For many years—during the pontificates of John Paul II and Benedict XVI—worried Catholics like me wished that the Holy See would intervene to fix the damage caused by liberal American bishops. Now the roles are reversed, and I pray that our bishops, joining with bishops of other countries, will step in to guard the universal Church from the increasingly erratic leadership of Pope Francis.
Bishops are understandably loath to acknowledge serious divisions in the Church, and rightly reluctant to criticize the Roman Pontiff. But in any household, when the father’s behavior is causing serious harm to the family and even to himself, the most loyal and respectful of children realize that the time has come for an intervention.

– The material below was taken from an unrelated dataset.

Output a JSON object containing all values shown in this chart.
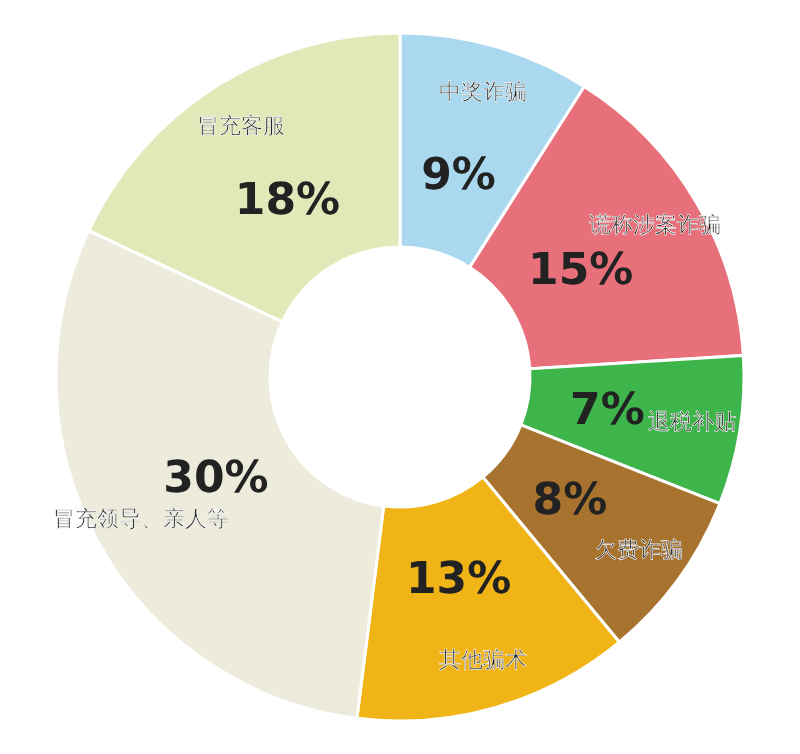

Any doubt in my mind that that time has come was erased when I read this powerful opening paragraph of a Catholic Thing column by my friend Robert Royal, summarizing an unusually chaotic sequence:
In the past week or so, the pope has: praised “that great imperial Russia” for its noble culture and humanity (a remark later admitted to be “badly phrased”); lauded Genghis Khan’s blood-soaked empire for its religious tolerance and “pax mongolica” (40 million killed, give or take); encouraged Chinese Christians to be good citizens of a nation whose “culture” he greatly admires and whose government is, he says, “very respectful” towards the Church (other views abound); shied away from saying anything more about Nicaragua where the Ortegas are basically outlawing Catholicism and a bishop has been sentenced to 26 years in jail; and denounced worried Catholics, especially American Catholics, for their criticism of—well—many things, but especially “politicizing” the upcoming Synod on Synodality, and embracing rigid and empty “ideologies” instead of following the living doctrine of the Faith.
Anyone who loves the Catholic Church must be concerned about a Pontiff who manages to offend so many different groups of people in the course of one week by a series of ill-considered statements. But the problems of this disastrous papacy run much deeper. For more than a decade now, Pope Francis has been causing confusion among the faithful on matters of faith and morals. With a liberal cadre of prelates committed to “irreversible change,” and the upcoming Synod on Synodality providing their opportunity, our ailing Church sorely needs a strong infusion of clarity.